第七十二章 《野蔷生处是吾乡》
第七十二章 《野蔷生处是吾乡》 (第2/2页)阿秀没穿红袄,穿了件洗得发白的蓝布褂子,头上别了朵野蔷薇,是前一晚在田埂边摘的。她路过野蔷薇丛时,蹲下去数了数新芽,这次没数出声,只是指尖在芽尖上轻轻点了点,像在跟老朋友告别。
阿秀嫁外乡那年,野蔷薇开得正好。她和柱哥在荆条丛后亲过嘴,但如今只剩荆条疯长。人们说爱是短,遗忘长,可野蔷薇年年发新芽,却把旧年的故事埋进土里。

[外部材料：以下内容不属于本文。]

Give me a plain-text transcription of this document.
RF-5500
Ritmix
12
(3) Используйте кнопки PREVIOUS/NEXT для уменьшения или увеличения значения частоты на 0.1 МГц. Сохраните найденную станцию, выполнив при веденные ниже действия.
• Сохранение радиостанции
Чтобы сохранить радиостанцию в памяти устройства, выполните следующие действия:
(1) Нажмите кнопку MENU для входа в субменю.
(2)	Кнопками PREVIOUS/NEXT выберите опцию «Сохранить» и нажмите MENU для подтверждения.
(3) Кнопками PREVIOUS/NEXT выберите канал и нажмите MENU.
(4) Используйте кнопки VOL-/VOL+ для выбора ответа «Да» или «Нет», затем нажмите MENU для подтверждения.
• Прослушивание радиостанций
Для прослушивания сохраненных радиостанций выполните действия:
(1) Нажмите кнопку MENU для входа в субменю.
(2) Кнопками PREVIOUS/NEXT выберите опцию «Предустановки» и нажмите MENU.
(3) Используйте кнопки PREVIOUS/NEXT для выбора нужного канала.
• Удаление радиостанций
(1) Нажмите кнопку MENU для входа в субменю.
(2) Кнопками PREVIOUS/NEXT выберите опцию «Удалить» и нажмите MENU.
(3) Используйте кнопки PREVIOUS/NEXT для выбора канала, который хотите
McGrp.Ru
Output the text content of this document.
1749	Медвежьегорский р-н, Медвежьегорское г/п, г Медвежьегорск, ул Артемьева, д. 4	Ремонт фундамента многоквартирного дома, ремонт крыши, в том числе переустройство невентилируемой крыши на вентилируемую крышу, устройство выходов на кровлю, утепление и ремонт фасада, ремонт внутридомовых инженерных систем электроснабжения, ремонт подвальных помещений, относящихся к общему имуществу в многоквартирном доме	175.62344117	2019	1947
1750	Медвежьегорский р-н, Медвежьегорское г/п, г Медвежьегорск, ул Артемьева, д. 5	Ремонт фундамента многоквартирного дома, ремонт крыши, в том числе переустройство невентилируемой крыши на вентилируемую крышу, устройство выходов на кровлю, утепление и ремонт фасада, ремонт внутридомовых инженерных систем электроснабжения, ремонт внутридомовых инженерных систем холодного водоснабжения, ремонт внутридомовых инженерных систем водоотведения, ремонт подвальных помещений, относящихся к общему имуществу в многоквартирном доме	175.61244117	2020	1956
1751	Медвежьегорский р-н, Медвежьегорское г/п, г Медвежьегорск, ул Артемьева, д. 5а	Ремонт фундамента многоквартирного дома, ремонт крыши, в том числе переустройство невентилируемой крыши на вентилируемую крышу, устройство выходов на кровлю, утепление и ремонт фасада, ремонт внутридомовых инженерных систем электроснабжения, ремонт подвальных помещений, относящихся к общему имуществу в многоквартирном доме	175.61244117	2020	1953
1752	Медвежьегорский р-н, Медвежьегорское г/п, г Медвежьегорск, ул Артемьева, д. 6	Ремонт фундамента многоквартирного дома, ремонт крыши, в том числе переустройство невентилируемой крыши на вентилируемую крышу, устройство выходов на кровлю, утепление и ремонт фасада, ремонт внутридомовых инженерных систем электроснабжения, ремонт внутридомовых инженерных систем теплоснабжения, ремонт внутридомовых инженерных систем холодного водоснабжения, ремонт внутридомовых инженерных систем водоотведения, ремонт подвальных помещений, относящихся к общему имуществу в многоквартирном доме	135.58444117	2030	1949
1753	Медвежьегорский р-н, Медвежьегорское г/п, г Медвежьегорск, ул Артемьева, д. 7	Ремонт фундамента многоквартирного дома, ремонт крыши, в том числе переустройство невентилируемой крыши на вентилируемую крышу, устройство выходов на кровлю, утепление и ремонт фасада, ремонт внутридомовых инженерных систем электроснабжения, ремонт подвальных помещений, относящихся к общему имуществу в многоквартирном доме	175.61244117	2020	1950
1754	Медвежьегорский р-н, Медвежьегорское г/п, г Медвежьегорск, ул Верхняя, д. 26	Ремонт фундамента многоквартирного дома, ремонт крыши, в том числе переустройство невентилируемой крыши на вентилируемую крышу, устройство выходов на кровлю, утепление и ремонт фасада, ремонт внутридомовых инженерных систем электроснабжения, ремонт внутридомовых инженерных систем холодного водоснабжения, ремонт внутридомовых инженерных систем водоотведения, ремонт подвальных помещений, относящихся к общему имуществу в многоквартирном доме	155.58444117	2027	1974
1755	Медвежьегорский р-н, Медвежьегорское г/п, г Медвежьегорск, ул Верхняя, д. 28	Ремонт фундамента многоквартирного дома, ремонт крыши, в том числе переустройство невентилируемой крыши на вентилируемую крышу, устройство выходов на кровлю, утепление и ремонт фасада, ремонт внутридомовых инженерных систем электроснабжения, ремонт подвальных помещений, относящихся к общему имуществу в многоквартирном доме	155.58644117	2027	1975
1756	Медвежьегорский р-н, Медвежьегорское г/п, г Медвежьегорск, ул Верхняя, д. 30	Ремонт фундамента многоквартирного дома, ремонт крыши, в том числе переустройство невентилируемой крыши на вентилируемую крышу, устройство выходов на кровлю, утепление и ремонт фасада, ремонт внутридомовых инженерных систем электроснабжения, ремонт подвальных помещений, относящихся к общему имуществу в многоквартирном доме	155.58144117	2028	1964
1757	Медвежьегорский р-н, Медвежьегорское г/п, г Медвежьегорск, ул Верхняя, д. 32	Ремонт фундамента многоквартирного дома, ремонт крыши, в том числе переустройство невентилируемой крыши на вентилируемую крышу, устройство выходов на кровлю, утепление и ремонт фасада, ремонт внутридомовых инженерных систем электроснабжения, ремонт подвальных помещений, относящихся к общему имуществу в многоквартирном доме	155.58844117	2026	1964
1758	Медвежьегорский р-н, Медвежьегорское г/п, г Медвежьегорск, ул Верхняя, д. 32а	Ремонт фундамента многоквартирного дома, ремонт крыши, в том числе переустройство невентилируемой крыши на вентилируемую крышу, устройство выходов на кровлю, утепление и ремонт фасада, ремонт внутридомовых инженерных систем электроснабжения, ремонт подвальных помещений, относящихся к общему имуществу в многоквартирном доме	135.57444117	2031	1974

暮色里,我好像阿秀的影子和荆条叠在一起,但我瞧不清谁更瘦些。
1978年的清明,我又蹲在田埂上看野蔷薇。风还是老样子,裹着冻土气,刮过荆条时带着细碎的响。阿秀回来了,她站在当年数芽的地方,头发梳成了髻,别着个木发卡,是木匠做的,上面刻着小小的花纹。她的手轻轻抚过荆条,去年的老刺已经发黑,新抽的枝却青嫩得很,芽尖上还凝着霜。
“婶子,你看啥呢?”放牛的二柱凑过来,他手里的牛鞭缠着红布条,像当年阿秀辫梢的棉絮。阿秀笑了笑,眼角有了细细的纹:“看这些芽呢,你看它们多能长。”二柱指着最粗的一根荆条:“这根去年就有了,冻了一冬,照样冒新芽。”阿秀点点头,指尖碰过那根荆条,树皮上有去年冬天冻裂的纹,可新芽偏从裂缝里钻出来,一节一节往上蹿,好像要把整个冬天的憋屈都挣开。
远处的水库闪着光,像块大镜子,照得天空都蓝了些。队长在田埂上吆喝着追肥,声音顺着风飘过来。阿秀从布包里掏出块红糖,递给路过的张婶,张婶拉着她的手,说木匠对她好,说她眉眼间有了笑意。阿秀听着,手却一直没离开荆条,指尖在芽尖上轻轻蹭着,霜化在手上,凉丝丝的。
快到村口时,阿秀回头望了望。野蔷薇的荆条在风里支棱着,刺尖儿的霜已经化了,新芽青生生的,在阳光下透亮。她从口袋里掏出个手帕,打开,里面包着颗刚摘的新芽,涩气透过布渗出来,淡淡的。“带回去给娃看看。”她轻声说,我这才知道,她生了个儿子,眉眼有点像柱哥,笑起来眼角有个小坑。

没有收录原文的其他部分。